Front page continuation (51) Int.Cl. ⁷ Identification code FI theme code (reference) B60K 6/04 553 B60K 6/04 733 733 F02D 29/02 D F02D 29/02 B60K 6/04 (72) Inventor Obata Atsushi, Tokyo, Hinodai 3-chome 1-1, Hino Motors Ltd. (72) Inventor Hirotaka Ueno 3-1-1 Hinodai, Hino-city, Tokyo Hino Motors Ltd. (72) Inventor Norihiko Shinno Tokyo Hino City Hinodai 3-chome 1 Hino Motor Co., Ltd. (72) Inventor Ryutaro Hosoya Rinotaro Hosya, Tokyo Hinodai 3-chome 1 Hino Motor Co., Ltd. (72) Inventor Toyaga Taga Toyota City, Aichi Prefecture No. 1 F-term in Toyota Motor Corporation (reference) 3G093 AA03 AA07 BA28 CB05 CB06 DA01 DB01 EA02 EA05 EA11 EB08 EC02 5H115 PA11 PC06 PG04 PI16 PU24 PU28 PV09 QE10 QI04 QN03 RB09 RE20 SE04 SJ13 TE05 TO21 UI13

Claims (5)

[Claims] 1. An engine, a torque converting means connected to an output shaft of the engine, a first motor generator connected to a rotating shaft on the engine side of the torque converting means, and a drive axle of the torque converting means.
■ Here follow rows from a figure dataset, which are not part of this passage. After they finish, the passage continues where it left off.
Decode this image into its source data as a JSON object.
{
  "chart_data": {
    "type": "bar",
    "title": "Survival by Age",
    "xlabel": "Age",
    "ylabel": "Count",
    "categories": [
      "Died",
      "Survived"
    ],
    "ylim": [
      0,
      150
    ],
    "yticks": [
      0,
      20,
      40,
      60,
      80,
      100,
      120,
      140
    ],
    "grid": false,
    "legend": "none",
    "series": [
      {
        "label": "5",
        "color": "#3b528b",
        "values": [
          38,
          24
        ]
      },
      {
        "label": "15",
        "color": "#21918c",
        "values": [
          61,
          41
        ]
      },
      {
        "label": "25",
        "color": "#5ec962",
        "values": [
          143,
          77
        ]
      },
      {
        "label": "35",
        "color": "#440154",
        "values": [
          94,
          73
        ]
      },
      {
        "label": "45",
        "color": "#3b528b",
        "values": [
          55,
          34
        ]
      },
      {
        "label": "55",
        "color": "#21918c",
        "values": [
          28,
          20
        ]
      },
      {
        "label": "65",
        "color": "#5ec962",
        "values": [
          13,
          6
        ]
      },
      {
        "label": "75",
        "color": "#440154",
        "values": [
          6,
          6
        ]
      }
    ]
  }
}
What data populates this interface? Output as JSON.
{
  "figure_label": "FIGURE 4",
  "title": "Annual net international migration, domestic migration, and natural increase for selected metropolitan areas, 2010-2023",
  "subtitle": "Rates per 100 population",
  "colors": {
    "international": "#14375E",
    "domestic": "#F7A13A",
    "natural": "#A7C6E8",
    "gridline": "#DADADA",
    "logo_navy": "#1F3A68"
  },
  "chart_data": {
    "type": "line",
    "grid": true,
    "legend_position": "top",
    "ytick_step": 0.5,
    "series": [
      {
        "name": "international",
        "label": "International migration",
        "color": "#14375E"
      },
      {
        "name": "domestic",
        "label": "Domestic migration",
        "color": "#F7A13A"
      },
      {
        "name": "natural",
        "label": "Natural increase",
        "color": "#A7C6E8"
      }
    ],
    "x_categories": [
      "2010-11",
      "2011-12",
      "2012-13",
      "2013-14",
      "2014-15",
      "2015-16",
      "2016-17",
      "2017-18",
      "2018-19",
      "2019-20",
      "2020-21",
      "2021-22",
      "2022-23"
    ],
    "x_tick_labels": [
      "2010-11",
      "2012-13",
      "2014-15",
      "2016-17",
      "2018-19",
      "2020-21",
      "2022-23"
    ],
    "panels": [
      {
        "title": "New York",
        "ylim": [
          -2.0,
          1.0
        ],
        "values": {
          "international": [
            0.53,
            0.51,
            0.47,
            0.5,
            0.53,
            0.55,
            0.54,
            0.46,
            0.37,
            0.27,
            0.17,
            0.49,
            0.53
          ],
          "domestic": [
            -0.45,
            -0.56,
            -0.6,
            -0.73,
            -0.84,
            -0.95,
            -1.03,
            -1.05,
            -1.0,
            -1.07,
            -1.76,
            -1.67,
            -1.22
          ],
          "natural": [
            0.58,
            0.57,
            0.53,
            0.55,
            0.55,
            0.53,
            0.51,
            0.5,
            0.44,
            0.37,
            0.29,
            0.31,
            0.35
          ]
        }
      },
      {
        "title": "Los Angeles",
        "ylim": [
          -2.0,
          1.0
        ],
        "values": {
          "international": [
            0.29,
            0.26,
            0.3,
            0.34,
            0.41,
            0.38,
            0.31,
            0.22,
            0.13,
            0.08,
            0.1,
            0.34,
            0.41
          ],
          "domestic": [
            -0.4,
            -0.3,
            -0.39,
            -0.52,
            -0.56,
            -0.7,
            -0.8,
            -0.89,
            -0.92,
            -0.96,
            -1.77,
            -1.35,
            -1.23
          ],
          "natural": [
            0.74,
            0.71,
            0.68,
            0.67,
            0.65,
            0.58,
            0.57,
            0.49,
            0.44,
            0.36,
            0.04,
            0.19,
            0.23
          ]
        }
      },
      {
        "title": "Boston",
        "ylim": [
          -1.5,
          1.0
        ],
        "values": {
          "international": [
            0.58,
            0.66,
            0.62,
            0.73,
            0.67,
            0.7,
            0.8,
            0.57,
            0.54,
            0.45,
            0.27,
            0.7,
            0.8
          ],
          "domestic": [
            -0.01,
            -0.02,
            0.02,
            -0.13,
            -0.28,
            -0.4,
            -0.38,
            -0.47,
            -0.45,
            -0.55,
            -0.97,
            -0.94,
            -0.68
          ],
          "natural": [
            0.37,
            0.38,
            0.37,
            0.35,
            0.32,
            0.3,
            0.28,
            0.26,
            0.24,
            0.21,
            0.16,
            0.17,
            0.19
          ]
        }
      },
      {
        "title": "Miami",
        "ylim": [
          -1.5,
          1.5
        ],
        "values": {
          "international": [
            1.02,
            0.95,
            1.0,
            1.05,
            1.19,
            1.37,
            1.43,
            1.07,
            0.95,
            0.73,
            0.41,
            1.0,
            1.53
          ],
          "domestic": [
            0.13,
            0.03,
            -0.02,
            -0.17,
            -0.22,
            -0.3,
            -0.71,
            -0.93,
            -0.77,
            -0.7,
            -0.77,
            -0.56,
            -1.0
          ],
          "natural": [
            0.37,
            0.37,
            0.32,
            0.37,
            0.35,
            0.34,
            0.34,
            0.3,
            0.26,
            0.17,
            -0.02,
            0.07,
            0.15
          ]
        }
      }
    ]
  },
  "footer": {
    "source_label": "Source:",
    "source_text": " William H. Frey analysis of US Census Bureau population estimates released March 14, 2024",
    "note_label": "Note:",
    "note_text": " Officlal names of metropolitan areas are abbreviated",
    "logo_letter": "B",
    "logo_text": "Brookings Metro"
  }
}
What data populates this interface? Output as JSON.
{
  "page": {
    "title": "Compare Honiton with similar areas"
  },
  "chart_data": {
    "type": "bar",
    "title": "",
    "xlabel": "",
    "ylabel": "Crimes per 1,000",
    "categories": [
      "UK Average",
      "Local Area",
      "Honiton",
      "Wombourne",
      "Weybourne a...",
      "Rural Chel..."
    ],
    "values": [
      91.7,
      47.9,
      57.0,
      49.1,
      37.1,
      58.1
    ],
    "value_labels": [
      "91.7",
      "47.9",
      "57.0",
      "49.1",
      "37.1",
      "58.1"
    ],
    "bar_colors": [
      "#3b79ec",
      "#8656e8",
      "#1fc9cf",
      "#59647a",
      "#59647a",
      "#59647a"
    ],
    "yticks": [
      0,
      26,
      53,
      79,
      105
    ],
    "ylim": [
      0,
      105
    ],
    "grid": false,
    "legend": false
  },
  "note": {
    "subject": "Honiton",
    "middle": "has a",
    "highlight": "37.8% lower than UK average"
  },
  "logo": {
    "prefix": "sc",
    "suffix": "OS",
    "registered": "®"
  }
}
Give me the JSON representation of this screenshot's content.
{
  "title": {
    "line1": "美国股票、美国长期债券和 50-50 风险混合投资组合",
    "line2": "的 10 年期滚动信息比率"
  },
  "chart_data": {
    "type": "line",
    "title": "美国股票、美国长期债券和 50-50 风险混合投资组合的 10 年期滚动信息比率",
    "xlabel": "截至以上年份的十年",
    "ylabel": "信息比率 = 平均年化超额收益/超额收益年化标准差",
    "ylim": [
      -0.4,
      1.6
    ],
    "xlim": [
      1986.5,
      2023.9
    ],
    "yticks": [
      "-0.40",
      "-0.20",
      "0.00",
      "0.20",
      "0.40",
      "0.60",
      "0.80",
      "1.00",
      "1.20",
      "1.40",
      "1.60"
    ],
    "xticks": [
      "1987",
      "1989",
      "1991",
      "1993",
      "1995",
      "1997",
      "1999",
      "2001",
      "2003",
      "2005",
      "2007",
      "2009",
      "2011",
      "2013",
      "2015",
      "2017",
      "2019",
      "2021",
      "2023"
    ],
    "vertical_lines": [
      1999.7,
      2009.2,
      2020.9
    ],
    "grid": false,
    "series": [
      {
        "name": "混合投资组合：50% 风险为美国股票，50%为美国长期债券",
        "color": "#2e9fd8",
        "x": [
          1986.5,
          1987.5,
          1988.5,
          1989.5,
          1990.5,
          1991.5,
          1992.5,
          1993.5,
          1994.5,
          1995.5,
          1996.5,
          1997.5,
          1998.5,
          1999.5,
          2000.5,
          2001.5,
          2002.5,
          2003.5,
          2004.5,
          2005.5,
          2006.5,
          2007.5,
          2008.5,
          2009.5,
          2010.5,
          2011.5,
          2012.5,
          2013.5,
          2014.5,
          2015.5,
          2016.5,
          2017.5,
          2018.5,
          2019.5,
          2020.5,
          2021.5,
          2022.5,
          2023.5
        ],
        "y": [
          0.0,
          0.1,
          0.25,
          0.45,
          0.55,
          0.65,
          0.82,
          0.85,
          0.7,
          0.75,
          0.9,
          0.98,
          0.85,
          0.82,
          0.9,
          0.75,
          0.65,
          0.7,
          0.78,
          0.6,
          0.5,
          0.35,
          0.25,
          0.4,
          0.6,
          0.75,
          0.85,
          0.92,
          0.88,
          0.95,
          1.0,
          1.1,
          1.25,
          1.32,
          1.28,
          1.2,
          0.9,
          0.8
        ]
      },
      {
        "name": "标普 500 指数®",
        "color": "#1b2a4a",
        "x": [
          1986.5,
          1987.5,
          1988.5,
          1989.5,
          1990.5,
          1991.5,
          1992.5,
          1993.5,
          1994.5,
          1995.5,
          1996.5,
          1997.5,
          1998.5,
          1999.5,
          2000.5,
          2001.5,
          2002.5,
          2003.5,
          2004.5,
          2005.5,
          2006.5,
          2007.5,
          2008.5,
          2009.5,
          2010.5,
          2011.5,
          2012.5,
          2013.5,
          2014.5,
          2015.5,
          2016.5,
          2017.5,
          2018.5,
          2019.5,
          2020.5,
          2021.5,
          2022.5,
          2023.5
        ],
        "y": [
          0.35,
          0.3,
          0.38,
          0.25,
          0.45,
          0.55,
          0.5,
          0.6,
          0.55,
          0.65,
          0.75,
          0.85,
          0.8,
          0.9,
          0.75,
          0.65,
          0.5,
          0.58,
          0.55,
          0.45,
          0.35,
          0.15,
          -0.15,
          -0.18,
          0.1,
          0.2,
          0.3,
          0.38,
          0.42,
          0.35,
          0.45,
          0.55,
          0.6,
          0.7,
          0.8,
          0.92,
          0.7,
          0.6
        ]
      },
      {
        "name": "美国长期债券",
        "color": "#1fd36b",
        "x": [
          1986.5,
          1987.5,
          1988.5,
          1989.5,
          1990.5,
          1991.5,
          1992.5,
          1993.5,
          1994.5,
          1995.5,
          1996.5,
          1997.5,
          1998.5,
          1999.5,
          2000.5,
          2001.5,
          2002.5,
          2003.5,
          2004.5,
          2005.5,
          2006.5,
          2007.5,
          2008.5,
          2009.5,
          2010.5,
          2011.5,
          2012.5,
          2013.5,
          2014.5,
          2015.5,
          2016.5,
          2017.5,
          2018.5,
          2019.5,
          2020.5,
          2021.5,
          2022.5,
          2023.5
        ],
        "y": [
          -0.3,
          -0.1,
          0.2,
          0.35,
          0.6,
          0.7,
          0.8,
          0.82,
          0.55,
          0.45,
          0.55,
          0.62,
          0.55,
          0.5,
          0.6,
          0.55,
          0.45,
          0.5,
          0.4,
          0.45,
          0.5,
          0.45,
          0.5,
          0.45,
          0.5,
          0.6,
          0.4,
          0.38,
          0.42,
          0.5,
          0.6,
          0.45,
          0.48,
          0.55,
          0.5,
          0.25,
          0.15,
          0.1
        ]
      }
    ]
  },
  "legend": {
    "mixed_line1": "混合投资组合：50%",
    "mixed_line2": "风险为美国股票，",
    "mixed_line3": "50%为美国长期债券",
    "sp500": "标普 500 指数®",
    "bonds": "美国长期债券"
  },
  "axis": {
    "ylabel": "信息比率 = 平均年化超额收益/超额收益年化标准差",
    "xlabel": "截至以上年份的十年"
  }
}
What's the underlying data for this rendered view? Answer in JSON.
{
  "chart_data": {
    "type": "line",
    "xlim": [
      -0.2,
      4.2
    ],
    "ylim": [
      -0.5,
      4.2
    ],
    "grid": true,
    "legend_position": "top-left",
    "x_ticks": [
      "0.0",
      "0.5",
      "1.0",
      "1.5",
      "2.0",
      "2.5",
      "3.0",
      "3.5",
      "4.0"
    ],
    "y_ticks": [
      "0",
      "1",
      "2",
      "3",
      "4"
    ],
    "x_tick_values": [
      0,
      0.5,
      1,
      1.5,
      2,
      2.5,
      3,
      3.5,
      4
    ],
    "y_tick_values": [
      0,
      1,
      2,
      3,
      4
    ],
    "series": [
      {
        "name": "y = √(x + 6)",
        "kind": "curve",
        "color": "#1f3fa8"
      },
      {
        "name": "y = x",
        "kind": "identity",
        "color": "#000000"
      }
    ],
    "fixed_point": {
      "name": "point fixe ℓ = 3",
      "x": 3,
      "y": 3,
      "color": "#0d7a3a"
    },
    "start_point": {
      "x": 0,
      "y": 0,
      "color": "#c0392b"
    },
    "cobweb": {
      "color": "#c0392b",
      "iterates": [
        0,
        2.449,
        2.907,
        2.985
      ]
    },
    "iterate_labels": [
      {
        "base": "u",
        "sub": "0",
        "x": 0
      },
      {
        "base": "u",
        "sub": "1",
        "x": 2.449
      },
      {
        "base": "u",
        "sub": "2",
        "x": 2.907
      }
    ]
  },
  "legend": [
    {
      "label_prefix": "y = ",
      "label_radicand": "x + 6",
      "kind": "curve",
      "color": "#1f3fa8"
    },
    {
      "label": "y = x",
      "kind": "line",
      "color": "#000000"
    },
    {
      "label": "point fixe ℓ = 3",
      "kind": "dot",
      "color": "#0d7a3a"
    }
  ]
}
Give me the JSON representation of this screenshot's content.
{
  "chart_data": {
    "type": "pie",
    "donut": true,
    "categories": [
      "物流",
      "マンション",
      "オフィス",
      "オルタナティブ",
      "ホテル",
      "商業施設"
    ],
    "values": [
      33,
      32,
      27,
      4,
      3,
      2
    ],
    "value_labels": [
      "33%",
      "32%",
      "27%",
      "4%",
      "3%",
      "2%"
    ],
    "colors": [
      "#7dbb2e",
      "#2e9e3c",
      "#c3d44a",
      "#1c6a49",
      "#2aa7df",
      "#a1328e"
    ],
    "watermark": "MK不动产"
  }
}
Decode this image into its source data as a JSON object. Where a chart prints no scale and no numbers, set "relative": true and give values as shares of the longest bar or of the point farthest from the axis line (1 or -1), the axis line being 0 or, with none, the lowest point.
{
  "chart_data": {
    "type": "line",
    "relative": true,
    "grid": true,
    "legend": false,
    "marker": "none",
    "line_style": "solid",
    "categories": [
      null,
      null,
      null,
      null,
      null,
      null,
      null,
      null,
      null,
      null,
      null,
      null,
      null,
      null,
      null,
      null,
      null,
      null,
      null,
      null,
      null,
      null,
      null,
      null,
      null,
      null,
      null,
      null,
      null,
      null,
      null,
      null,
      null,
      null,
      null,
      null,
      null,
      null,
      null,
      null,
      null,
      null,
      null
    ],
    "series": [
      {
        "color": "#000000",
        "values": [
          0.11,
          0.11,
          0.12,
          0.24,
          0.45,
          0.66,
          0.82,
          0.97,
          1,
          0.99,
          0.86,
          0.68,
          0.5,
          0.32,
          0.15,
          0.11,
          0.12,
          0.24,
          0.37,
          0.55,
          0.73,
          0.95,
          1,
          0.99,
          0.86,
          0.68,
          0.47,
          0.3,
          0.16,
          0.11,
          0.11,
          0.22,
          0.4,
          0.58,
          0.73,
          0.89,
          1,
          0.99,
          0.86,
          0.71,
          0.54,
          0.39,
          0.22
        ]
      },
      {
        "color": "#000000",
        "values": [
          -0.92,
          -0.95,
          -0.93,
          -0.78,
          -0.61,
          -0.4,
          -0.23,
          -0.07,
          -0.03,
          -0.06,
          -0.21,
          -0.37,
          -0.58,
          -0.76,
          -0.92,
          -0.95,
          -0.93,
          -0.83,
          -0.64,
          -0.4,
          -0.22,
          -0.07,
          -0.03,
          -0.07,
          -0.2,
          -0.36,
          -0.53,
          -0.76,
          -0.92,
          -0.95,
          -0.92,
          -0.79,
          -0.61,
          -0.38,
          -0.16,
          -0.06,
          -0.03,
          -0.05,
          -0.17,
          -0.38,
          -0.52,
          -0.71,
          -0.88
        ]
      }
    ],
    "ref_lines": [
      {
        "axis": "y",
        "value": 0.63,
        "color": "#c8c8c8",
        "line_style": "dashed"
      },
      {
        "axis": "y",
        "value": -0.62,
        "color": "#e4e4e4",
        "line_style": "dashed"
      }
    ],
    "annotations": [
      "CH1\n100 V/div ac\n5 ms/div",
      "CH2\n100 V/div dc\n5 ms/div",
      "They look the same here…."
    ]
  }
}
A second motor / generator coupled to the side, a battery, an inverter having a DC terminal connected to the battery and an AC terminal connected to each of the first motor generator and the second motor generator, and the engine Of the output shaft rotation information, the rotation information of the first motor generator, and the rotation information of the second motor generator, and controls the AC phase supplied by the inverter to the field windings of the two motor generators. In the hybrid vehicle including a control circuit for controlling the second motor / generator as a generator when the vehicle is in a braking state, the control circuit controls the second motor / generator as a generator. Control means for rotating or driving the engine by shutting off or limiting the fuel supply for controlling the first motor generator as an electric motor and supplying electric power from the second motor generator to the first motor generator. A hybrid vehicle characterized by having it. 2. The control circuit includes means for controlling an exhaust brake valve provided in an exhaust passage of the engine to a closed state when the engine is rotationally driven by the first motor generator. The hybrid vehicle according to item 1. 3. The hybrid vehicle according to claim 2, wherein the means for controlling the exhaust brake valve to be closed is activated by operating an exhaust brake switch provided in a driver's seat. 4. The hybrid vehicle according to claim 1, wherein the torque converting means is a planetary gear. 5. An output shaft of the engine is connected to a carrier gear of the planetary gear, and a rotor of the first motor generator is connected to a sun gear of the planetary gear,
The hybrid vehicle according to claim 2, wherein the rotor of the second motor generator is connected to the ring gear of the planetary gear.